Penghasilan Yang Tidak Menjadi Objek Pajak Adalah?
Bantuan atau Sumbangan dan Harta Hibahan – Menurut Peraturan Pemerintah Nomor 18 Tahun 2009, syarat bantuan atau sumbangan supaya dikecualikan sebagai objek pajak penghasilan, yaitu:
berbentuk uang atau barang; tidak ada hubungan dengan usaha, pekerjaan, kepemilikan, atau penguasaan di antara pihak-pihak yang bersangkutan.

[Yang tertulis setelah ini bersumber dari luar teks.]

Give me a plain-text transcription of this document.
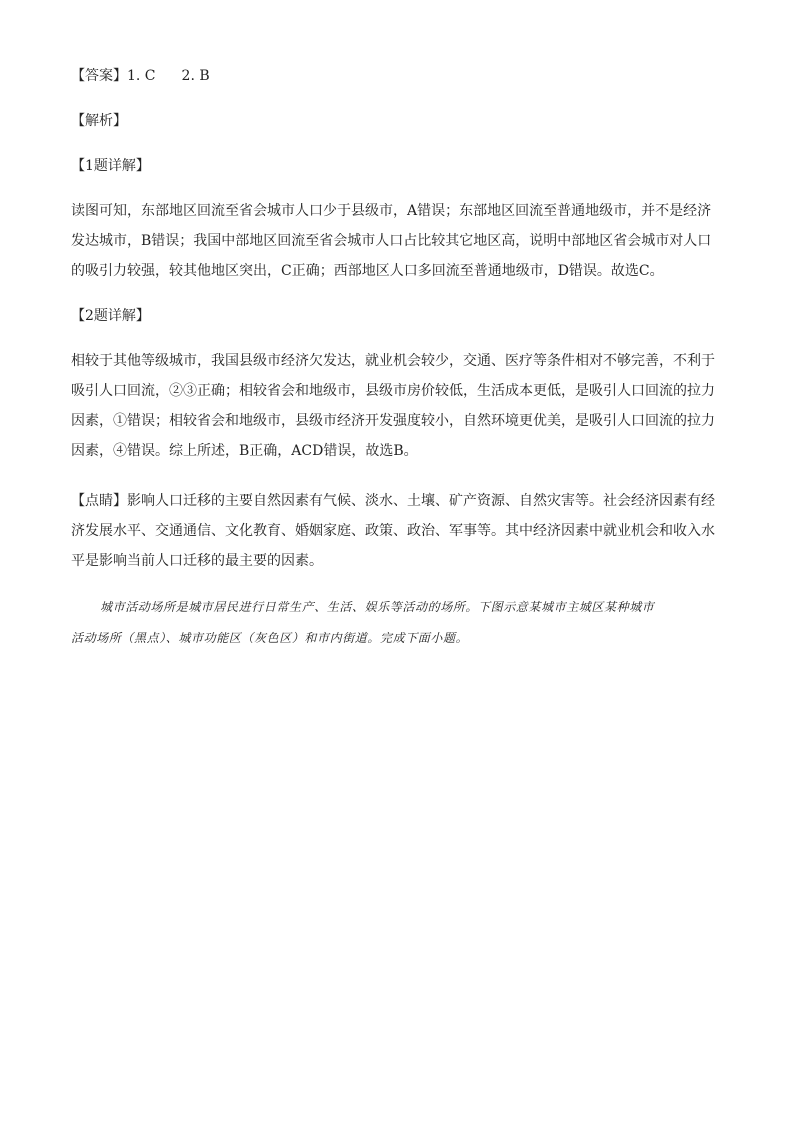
【答案】1. C 2. B
【解析】
【1题详解】
读图可知，东部地区回流至省会城市人口少于县级市，A错误；东部地区回流至普通地级市，并不是经济
发达城市，B错误；我国中部地区回流至省会城市人口占比较其它地区高，说明中部地区省会城市对人口
的吸引力较强，较其他地区突出，C正确；西部地区人口多回流至普通地级市，D错误。故选C。
【2题详解】
相较于其他等级城市，我国县级市经济欠发达，就业机会较少，交通、医疗等条件相对不够完善，不利于
吸引人口回流，②③正确；相较省会和地级市，县级市房价较低，生活成本更低，是吸引人口回流的拉力
因素，①错误；相较省会和地级市，县级市经济开发强度较小，自然环境更优美，是吸引人口回流的拉力
因素，④错误。综上所述，B正确，ACD错误，故选B。
【点睛】影响人口迁移的主要自然因素有气候、淡水、土壤、矿产资源、自然灾害等。社会经济因素有经
济发展水平、交通通信、文化教育、婚姻家庭、政策、政治、军事等。其中经济因素中就业机会和收入水
平是影响当前人口迁移的最主要的因素。
城市活动场所是城市居民进行日常生产、生活、娱乐等活动的场所。下图示意某城市主城区某种城市
活动场所（黑点）、城市功能区（灰色区）和市内街道。完成下面小题。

Menurut Peraturan Menteri Keuangan nomor 245/PMK.03/2008, harta hibah, bantuan, atau sumbangan yang dikecualikan sebagai objek Pajak Penghasilan yaitu harta hibah, bantuan, atau sumbangan yang diterima oleh : 1. keluarga sedarah dalam garis keturunan lurus satu derajat, yaitu adalah orang tua dan anak kandung.2.
memiliki kekayaan bersih paling banyak Rp 500jt (tidak termasuk tanah dan bangunan tempat usaha) memiliki hasil penjualan maksimal Rp 2.5M setahun.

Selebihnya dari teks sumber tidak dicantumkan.